La France, faute historique, lui a tourné le dos, en décrétant en 2015 que sa part dans notre mix énergétique devait baisser ou en actant en 2018 la fermeture de quatorze réacteurs. Ces aberrations n’ont toujours pas été corrigées.

Quant à l’Europe, elle s’obstine à ignorer le rôle central du nucléaire dans la transition énergétique. Cet aveuglement ne doit plus durer. Offrir un véritable bouclier énergétique aux Français, c’est d’abord garantir l’indépendance de notre propre production.

La seconde conséquence majeure de cette guerre tient à ses implications pour nos forces armées. La leçon du conflit ukrainien est limpide. Dans ce contexte, si vous n’avez pas d’armée apte à défendre vos frontières, vous êtes une proie. L’Arménie paie chèrement cette leçon ; nous aurons l’occasion d’évoquer sa situation, prochainement, dans cet hémicycle.

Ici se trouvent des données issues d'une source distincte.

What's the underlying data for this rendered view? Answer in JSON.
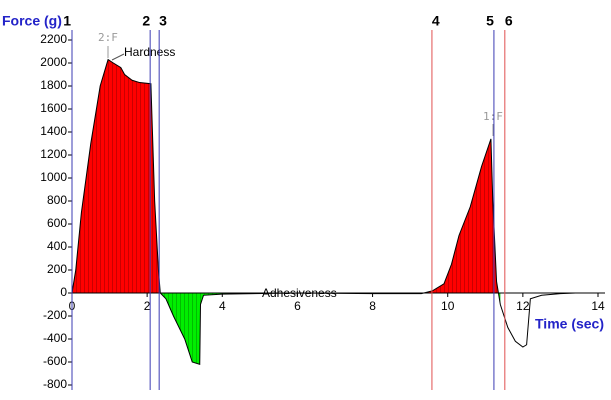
{
  "chart_data": {
    "type": "line",
    "ylabel": "Force (g)",
    "xlabel": "Time (sec)",
    "xlim": [
      0,
      14
    ],
    "xticks": [
      0,
      2,
      4,
      6,
      8,
      10,
      12,
      14
    ],
    "ylim": [
      -800,
      2200
    ],
    "yticks": [
      -800,
      -600,
      -400,
      -200,
      0,
      200,
      400,
      600,
      800,
      1000,
      1200,
      1400,
      1600,
      1800,
      2000,
      2200
    ],
    "x": [
      0,
      0.1,
      0.25,
      0.5,
      0.75,
      0.96,
      1.1,
      1.3,
      1.4,
      1.6,
      1.8,
      2.1,
      2.2,
      2.3,
      2.35,
      2.5,
      2.7,
      3.0,
      3.2,
      3.4,
      3.42,
      3.5,
      4,
      6,
      8,
      9.3,
      9.6,
      9.9,
      10.1,
      10.3,
      10.6,
      10.9,
      11.15,
      11.2,
      11.3,
      11.4,
      11.6,
      11.8,
      12.0,
      12.1,
      12.2,
      12.5,
      13,
      13.4
    ],
    "series": [
      {
        "color": "#000000",
        "values": [
          0,
          200,
          700,
          1300,
          1800,
          2030,
          2000,
          1960,
          1900,
          1850,
          1830,
          1820,
          800,
          200,
          0,
          -50,
          -200,
          -400,
          -600,
          -620,
          -100,
          -20,
          -10,
          0,
          -5,
          -5,
          20,
          80,
          250,
          500,
          750,
          1100,
          1340,
          800,
          100,
          -100,
          -300,
          -420,
          -470,
          -450,
          -50,
          -20,
          -5,
          0
        ]
      }
    ],
    "positive_fill": "#ff0000",
    "negative_fill": "#00ee00",
    "markers": [
      {
        "label": "1",
        "x": 0,
        "color": "#3b3bb3"
      },
      {
        "label": "2",
        "x": 2.08,
        "color": "#3b3bb3"
      },
      {
        "label": "3",
        "x": 2.32,
        "color": "#3b3bb3"
      },
      {
        "label": "4",
        "x": 9.58,
        "color": "#e05050"
      },
      {
        "label": "5",
        "x": 11.23,
        "color": "#3b3bb3"
      },
      {
        "label": "6",
        "x": 11.52,
        "color": "#e05050"
      }
    ],
    "annotations": [
      "2:F",
      "Hardness",
      "1:F",
      "Adhesiveness"
    ]
  }
}
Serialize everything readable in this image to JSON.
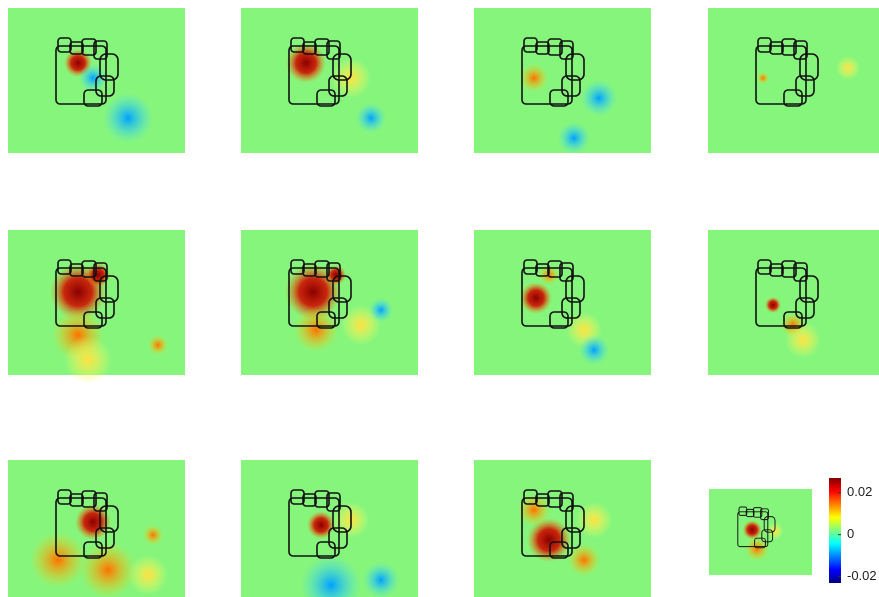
{
  "colorbar": {
    "lim": [
      -0.023,
      0.027
    ],
    "ticks": [
      0.02,
      0,
      -0.02
    ]
  }
}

L’excellence de nos militaires ne suffit plus. En réalité, nos armées ont été éreintées par trente ans de saignées budgétaires. Leur format, taillé au plus juste, convenait à une pratique expéditionnaire rompue à des combats rudes, mais asymétriques. Leur masse est désormais insuffisante pour tenir dans la durée un affrontement de très haute intensité.

Certains affirment même qu’en cas d’engagement majeur, nos armées n’auraient pas les moyens de tenir efficacement un front de plus de quatre-vingts kilomètres en Ukraine.